Bryan Cranston urges people to 'get mad' if they want social change

On Monday night, Bryan Cranston appeared on “The Late Show” and spoke about what makes him “mad as hell.”

Cranston, who is currently starring in a stage adaptation of the Oscar-winning 1976 film “Network,” described how prevalent the 40-year-old script from screenwriter Paddy Chayefsky is today.

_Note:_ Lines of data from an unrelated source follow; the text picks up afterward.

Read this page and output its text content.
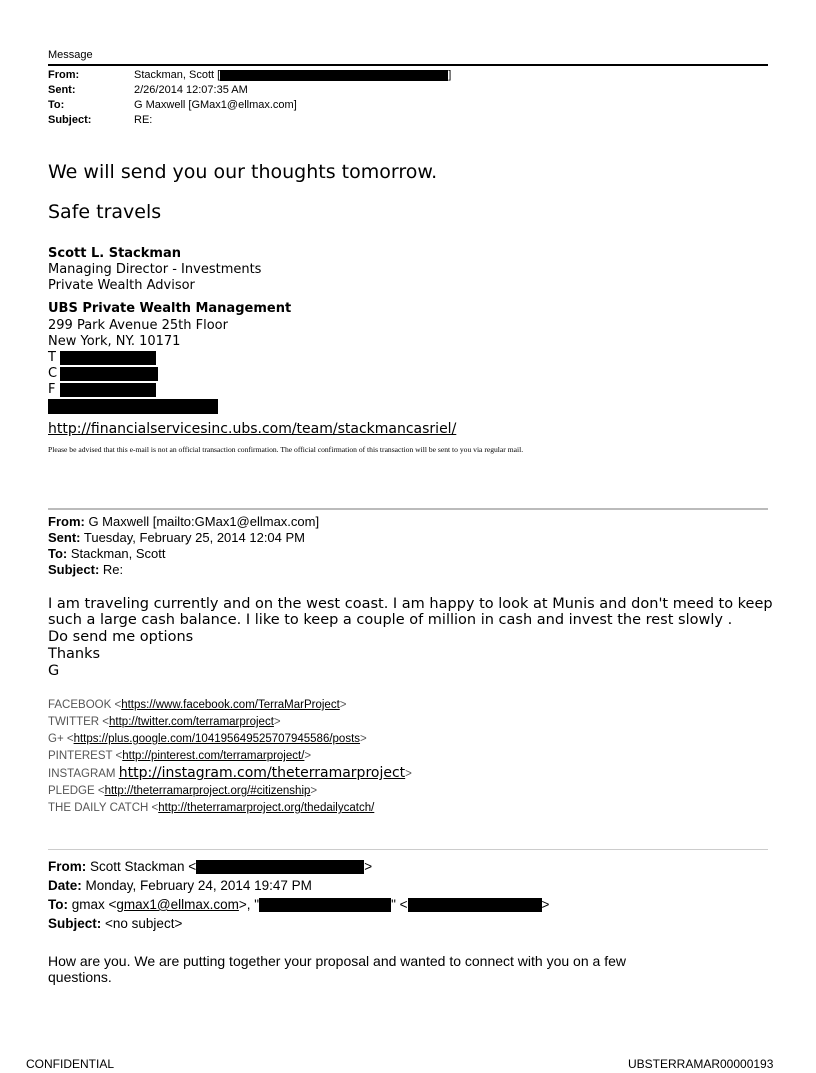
Message
From:	Stackman, Scott [	]
Sent:	2/26/2014 12:07:35 AM
To:	G Maxwell [GMax1@ellmax.com]
Subject:	RE:
We will send you our thoughts tomorrow.
Safe travels
Scott L. Stackman
Managing Director - Investments
Private Wealth Advisor
UBS Private Wealth Management
299 Park Avenue 25th Floor
New York, NY. 10171
T
C
F
http://financialservicesinc.ubs.com/team/stackmancasriel/
Please be advised that this e-mail is not an official transaction confirmation. The official confirmation of this transaction will be sent to you via regular mail.
From: G Maxwell [mailto:GMax1@ellmax.com]
Sent: Tuesday, February 25, 2014 12:04 PM
To: Stackman, Scott
Subject: Re:
I am traveling currently and on the west coast. I am happy to look at Munis and don't meed to keep
such a large cash balance. I like to keep a couple of million in cash and invest the rest slowly .
Do send me options
Thanks
G
FACEBOOK <https://www.facebook.com/TerraMarProject>
TWITTER <http://twitter.com/terramarproject>
G+ <https://plus.google.com/104195649525707945586/posts>
PINTEREST <http://pinterest.com/terramarproject/>
INSTAGRAM http://instagram.com/theterramarproject>
PLEDGE <http://theterramarproject.org/#citizenship>
THE DAILY CATCH <http://theterramarproject.org/thedailycatch/
From: Scott Stackman <	>
Date: Monday, February 24, 2014 19:47 PM
To: gmax <gmax1@ellmax.com>, "	" <	>
Subject: <no subject>
How are you. We are putting together your proposal and wanted to connect with you on a few
questions.
CONFIDENTIAL	UBSTERRAMAR00000193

“It is something that brings you back to the 1970s and ships you back into 2018 quickly,” Cranston told host Stephen Colbert. “So a lot of things that we discuss, you know, in the show about being addicted to whatever the modern technology is at the time… or how about ‘fake news,’ that’s an element we deal with. And the manipulation of audiences by having a news outlet having an agenda of what their audience [listens] to. It’s really, very prescient from what he was writing.”

The Emmy and Tony award-winning actor revealed that the line “I’m mad as hell and I’m not going to take it anymore” made famous by Peter Finch, who went on to win the Oscar, wasn’t actually the line as written by Chayefsky. In fact, it was originally, “I’m as mad as hell and I’m not going to take it anymore” and Finch was so exhausted that director Sidney Lumet used what he had in the film, which frustrated Chayefsky because Finch forgot to say the first “as.” Now Cranston bellows that line on a weekly basis as Finch’s character, Howard Beale.

“As an actor who has to call upon his own emotional truth for that moment, what are you mad as hell about and will not take any more, Bryan Cranston?” Colbert asked.

“I think what makes me angry is people accepting duplicity and the diminishment of integrity and lack of accountability that we’re finding now in our society,” Cranston responded.

The “Breaking Bad” star went on to express his frustration with how “anger” is not socially accepted.

“I think there’s a lot of discoveries an actor makes when developing a character, but one of the things that I didn’t quite pick up on in London but I’m really keening in now is the social non-acceptance of the emotion of anger. To be mad,” Cranston elaborated. “We accept intolerance, we accept irritability, we accept irascibility and things like that, but anger, true anger, displayed socially is not acceptable.

"And perhaps what we do need, as Howard Beale says, 'First, you’ve got to get mad. And when you’re mad enough, then we’ll figure out what to do with it.' Then social change can actually take place is when you get mad. And perhaps when you see injustice like we do often these days, you don’t want to be tolerant. You don’t want to be acceptant of that. You want to say, ‘No, this makes me angry, it is wrong, and we have to stand up and do something about it.’”

Cranston later described how our “knee-jerk” reaction in society is to smile instead of just “be there” and being “honest” with ourselves.

“In this society, we always want to show things that are positive. Be good, be happy, smile,” Cranston continued. “You know, when people see someone crying, often you’ll hear, ‘Oh, don’t cry. Don’t cry. Don’t cry. Don’t cry.’ And it’s like, ‘No, they should cry.’ They’re suffering a loss or sadness or something as opposed to just putting your arm around them allowing them to feel what they’re feeling at that moment.”

“Maybe cry with them,” Colbert suggested.

“Cry with them,” Cranston agreed. “Or be angry with them.”